JACKSON, Miss. — A funny thing happened on the way to forgetting about the abortion issue, which has roiled the country’s politics for four decades. Some people haven’t forgotten about it at all.

Mississippi, which nobody ever cited as a bellwether state, will vote on Nov. 8 whether to amend its state constitution to protect the civil rights of all “persons,” defined in Amendment 26 to “include every human being from the moment of fertilization, cloning, or the functional equivalent thereof.” Abortion would be effectively defined as murder. This time Mississippi may indeed be a bellwether.

“Just about every elected official in Mississippi, black or white and Democrat or Republican, is for Amendment 26,” says one unsympathetic pol pleading anonymity as he sips a midmorning cup of coffee at the Mayflower, a cafe where the pols gather to gossip down Capital Street from the Capitol. “Or at least they say they’re for it. Opposing it is a ticket to oblivion.”

Indeed, both candidates for governor, Phil Bryant, the Republican, and Johnny DuPree, the Democrat, support Amendment 26. So do 20 of the leading politicians in the state, including all elected constitutional officers. Curiously, few Mississippians bring up the subject to a Washington visitor in conversations in coffee shops, shopping malls and on the town squares across the state where people gather. Everybody wants to talk about Barack Obama and the prospects to replace him, and most of the happy talk is about Herman Cain. This is not your grandfather’s Mississippi.

Supporters and opponents speak of Amendment 26 in the apocalyptic language of the true believer. “This is the first significant battle of a revolution,” says Brad Prewitt, director of the Amendment 26 campaign. “This is the most extreme and dangerous intrusion in the lives of women and families in the history of the Republic,” Stan Flint, a Jackson-based political consultant, tells the Wall Street Journal. There’s a widespread expectation that the validity of the amendment will eventually be determined by the U.S. Supreme Court.

There’s no denying that Amendment 26 is far-reaching. By fundamentally changing the debate, it could change the law, even threatening Roe v. Wade, on which all abortion rights rest. There’s already a movement afoot in Arkansas, Oklahoma, Nevada and Montana to put a copy-cat amendment on the ballot in 2012. The Supreme Court follows the election returns, the ancient wisdom goes, and just when a lot of people thought the abortion debate was settled, much work for many lawyers appears to lie ahead.

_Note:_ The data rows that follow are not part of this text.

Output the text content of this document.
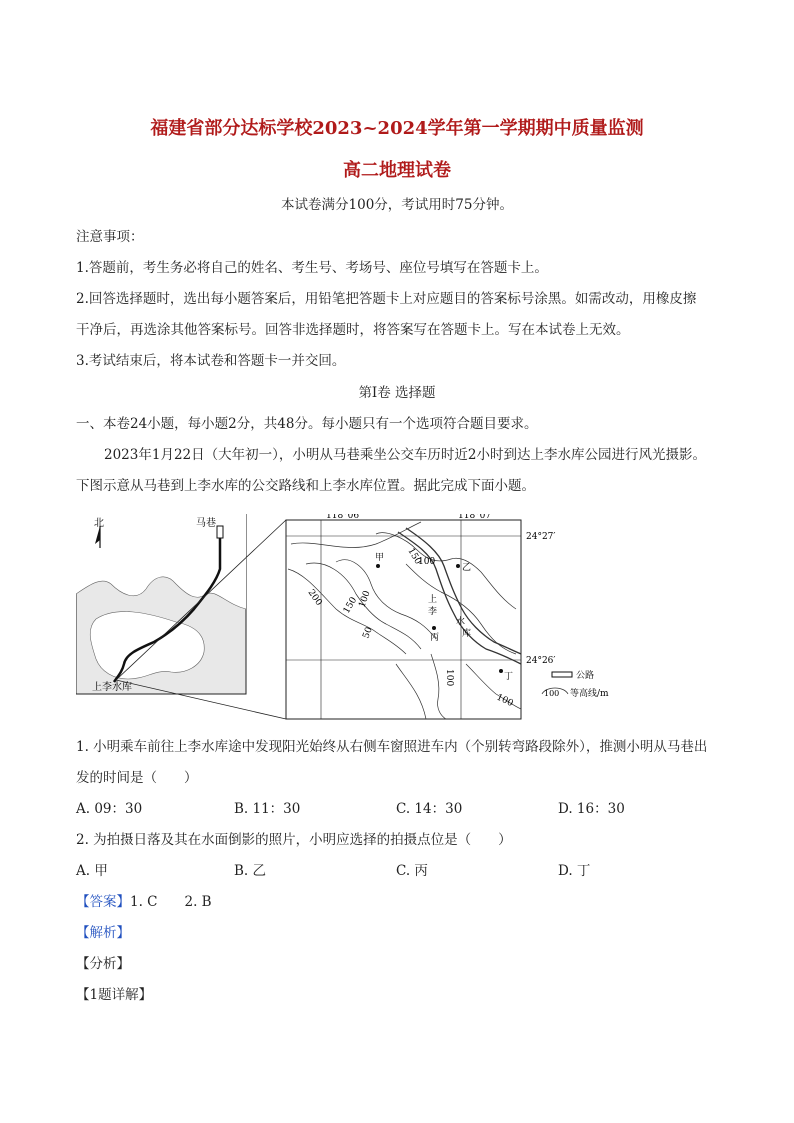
福建省部分达标学校2023~2024学年第一学期期中质量监测
高二地理试卷
本试卷满分100分，考试用时75分钟。
注意事项：
1.答题前，考生务必将自己的姓名、考生号、考场号、座位号填写在答题卡上。
2.回答选择题时，选出每小题答案后，用铅笔把答题卡上对应题目的答案标号涂黑。如需改动，用橡皮擦
干净后，再选涂其他答案标号。回答非选择题时，将答案写在答题卡上。写在本试卷上无效。
3.考试结束后，将本试卷和答题卡一并交回。
第Ⅰ卷 选择题
一、本卷24小题，每小题2分，共48分。每小题只有一个选项符合题目要求。
2023年1月22日（大年初一），小明从马巷乘坐公交车历时近2小时到达上李水库公园进行风光摄影。
下图示意从马巷到上李水库的公交路线和上李水库位置。据此完成下面小题。
北	马巷
上李水库
118°06′	118°07′
24°27′
24°26′
150
200 150
100
50
100
100
100
甲
乙
丙
丁
上
李
水
库
公路
100 等高线/m
1. 小明乘车前往上李水库途中发现阳光始终从右侧车窗照进车内（个别转弯路段除外），推测小明从马巷出
发的时间是（　　）
A. 09：30	B. 11：30	C. 14：30	D. 16：30
2. 为拍摄日落及其在水面倒影的照片，小明应选择的拍摄点位是（　　）
A. 甲	B. 乙	C. 丙	D. 丁
【答案】1. C　　2. B
【解析】
【分析】
【1题详解】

The controversy over the amendment has been mostly restricted to Mississippi because the mainstream media, which pretends to be disinterested, is actually merely uninterested. The media consensus, alas, is capable of entertaining only one thought at a time. But there’s a buzz in Washington about the resurgence of the pro-life movement. This week’s cover story in the Weekly Standard is illustrated with a remarkable sonogram showing what is clearly a baby, and not merely a fetus, giving a thumb’s up in the womb. The story is headlined “the unheralded gains of the pro-life movement.” The heralds may be waking up.

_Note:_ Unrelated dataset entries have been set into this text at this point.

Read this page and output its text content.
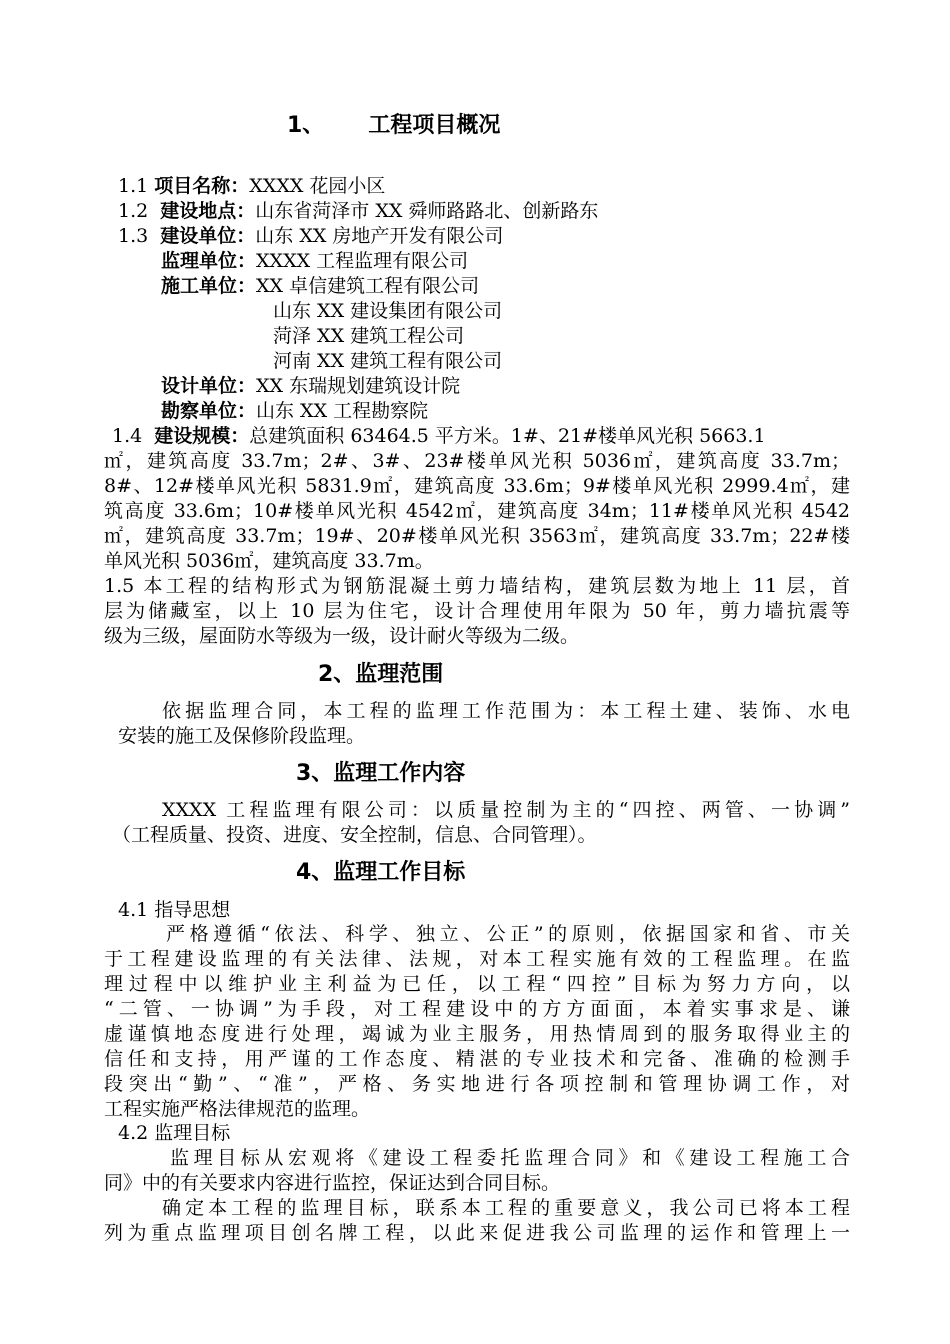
1、 工程项目概况
1.1 项目名称：XXXX 花园小区
1.2 建设地点：山东省菏泽市 XX 舜师路路北、创新路东
1.3 建设单位：山东 XX 房地产开发有限公司
监理单位：XXXX 工程监理有限公司
施工单位：XX 卓信建筑工程有限公司
山东 XX 建设集团有限公司
菏泽 XX 建筑工程公司
河南 XX 建筑工程有限公司
设计单位：XX 东瑞规划建筑设计院
勘察单位：山东 XX 工程勘察院
1.4 建设规模：总建筑面积 63464.5 平方米。1#、21#楼单风光积 5663.1
㎡，建筑高度 33.7m；2#、3#、23#楼单风光积 5036㎡，建筑高度 33.7m；
8#、12#楼单风光积 5831.9㎡，建筑高度 33.6m；9#楼单风光积 2999.4㎡，建
筑高度 33.6m；10#楼单风光积 4542㎡，建筑高度 34m；11#楼单风光积 4542
㎡，建筑高度 33.7m；19#、20#楼单风光积 3563㎡，建筑高度 33.7m；22#楼
单风光积 5036㎡，建筑高度 33.7m。
1.5 本工程的结构形式为钢筋混凝土剪力墙结构，建筑层数为地上 11 层，首
层为储藏室，以上 10 层为住宅，设计合理使用年限为 50 年，剪力墙抗震等
级为三级，屋面防水等级为一级，设计耐火等级为二级。
2、监理范围
依据监理合同，本工程的监理工作范围为：本工程土建、装饰、水电
安装的施工及保修阶段监理。
3、监理工作内容
XXXX 工程监理有限公司：以质量控制为主的“四控、两管、一协调”
（工程质量、投资、进度、安全控制，信息、合同管理）。
4、监理工作目标
4.1 指导思想
严格遵循“依法、科学、独立、公正”的原则，依据国家和省、市关
于工程建设监理的有关法律、法规，对本工程实施有效的工程监理。在监
理过程中以维护业主利益为已任，以工程“四控”目标为努力方向，以
“二管、一协调”为手段，对工程建设中的方方面面，本着实事求是、谦
虚谨慎地态度进行处理，竭诚为业主服务，用热情周到的服务取得业主的
信任和支持，用严谨的工作态度、精湛的专业技术和完备、准确的检测手
段突出“勤”、“准”，严格、务实地进行各项控制和管理协调工作，对
工程实施严格法律规范的监理。
4.2 监理目标
监理目标从宏观将《建设工程委托监理合同》和《建设工程施工合
同》中的有关要求内容进行监控，保证达到合同目标。
确定本工程的监理目标，联系本工程的重要意义，我公司已将本工程
列为重点监理项目创名牌工程，以此来促进我公司监理的运作和管理上一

Kate Michelman and Frances Kissling, two leaders of the pro-choice movement, acknowledge the gains of their pro-life rivals and cite improved technology as enabling them to take the moral high ground. Supporters of abortion rights, they write in an op-ed essay in the Los Angeles Times, “have had a hard time dealing with the increased visibility of the fetus.”

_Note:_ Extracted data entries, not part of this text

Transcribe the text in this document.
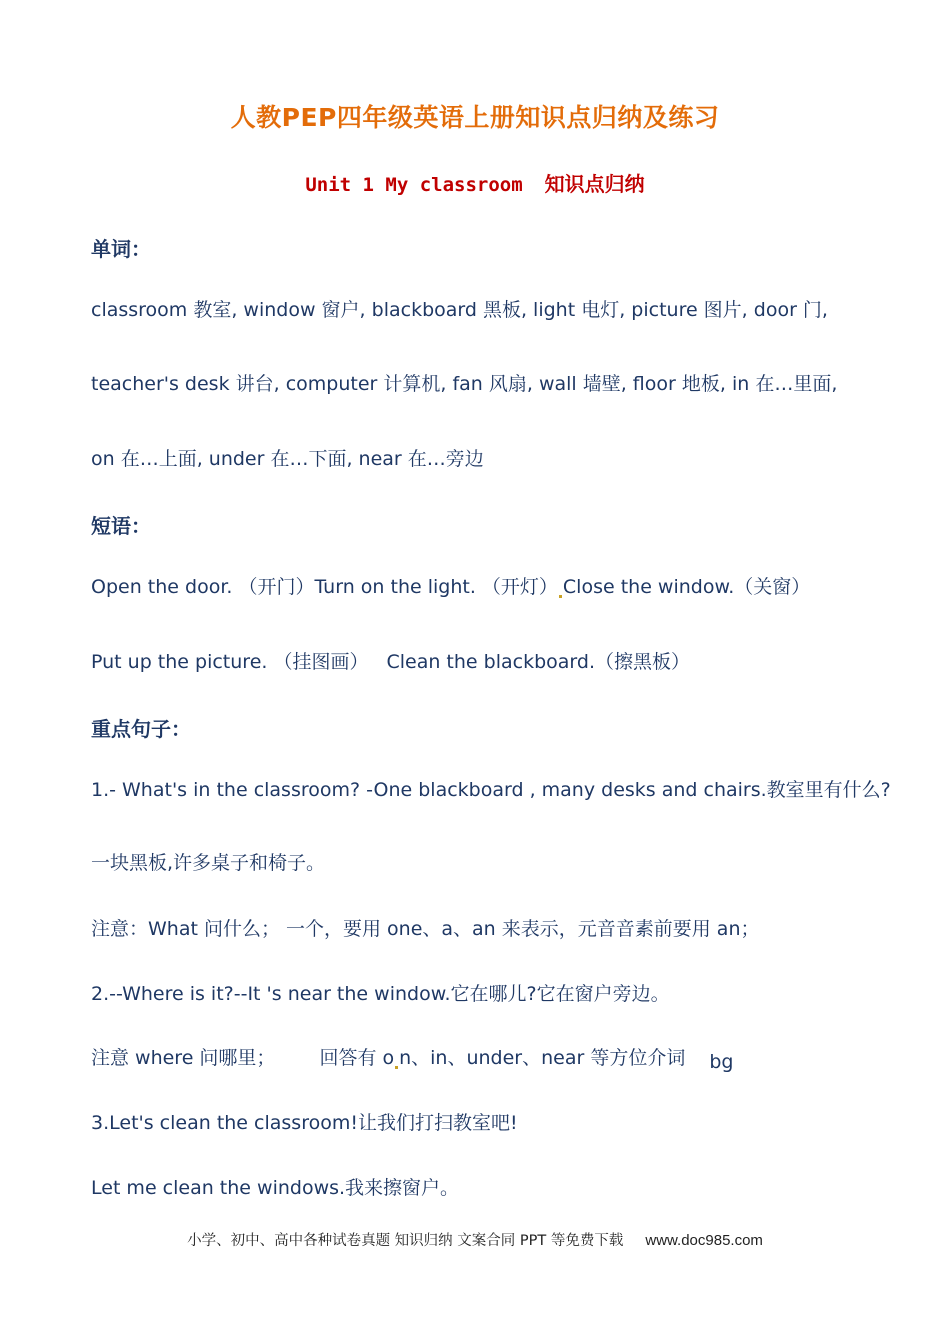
人教PEP四年级英语上册知识点归纳及练习
Unit 1 My classroom 知识点归纳
单词：
classroom 教室, window 窗户, blackboard 黑板, light 电灯, picture 图片, door 门,
teacher's desk 讲台, computer 计算机, fan 风扇, wall 墙壁, floor 地板, in 在…里面,
on 在…上面, under 在…下面, near 在…旁边
短语：
Open the door. （开门）Turn on the light. （开灯） Close the window.（关窗）
Put up the picture. （挂图画） Clean the blackboard.（擦黑板）
重点句子：
1.- What's in the classroom? -One blackboard , many desks and chairs.教室里有什么?
一块黑板,许多桌子和椅子。
注意：What 问什么； 一个，要用 one、a、an 来表示，元音音素前要用 an；
2.--Where is it?--It 's near the window.它在哪儿?它在窗户旁边。
注意 where 问哪里； 回答有 o n、in、under、near 等方位介词 bg
3.Let's clean the classroom!让我们打扫教室吧!
Let me clean the windows.我来擦窗户。
小学、初中、高中各种试卷真题 知识归纳 文案合同 PPT 等免费下载 www.doc985.com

Other pro-choice figures glumly acknowledge that young people - the Millennials, so-called because they came of age in the new millennium are the new face of a movement once regarded as the redoubt of geezers and crones.

“Millennials haven’t grown more religious, politically conservative, or queasy about gay rights,” writes Fred Barnes in the Weekly Standard cover story. “Nor do they go out of their way to vote for pro-life candidates. But they tend to see abortion as a human-rights violation.”

If Amendment 26 is the unabashedly extreme measure its opponents say it is, it’s only answering the extreme of the other side. The pro-choice movement, for example, never conceded that partial-birth abortion, in which a doctor typically uses a knife or a pair of scissors to kill the live baby coming out of the womb, was morally wrong, and fiercely resisted the legislation that finally outlawed the practice a decade ago.

Extreme always begets extreme. The argument over abortion is far from settled, as Mississippi is expected to demonstrate next week.

Wesley Pruden is editor emeritus of The Washington Times.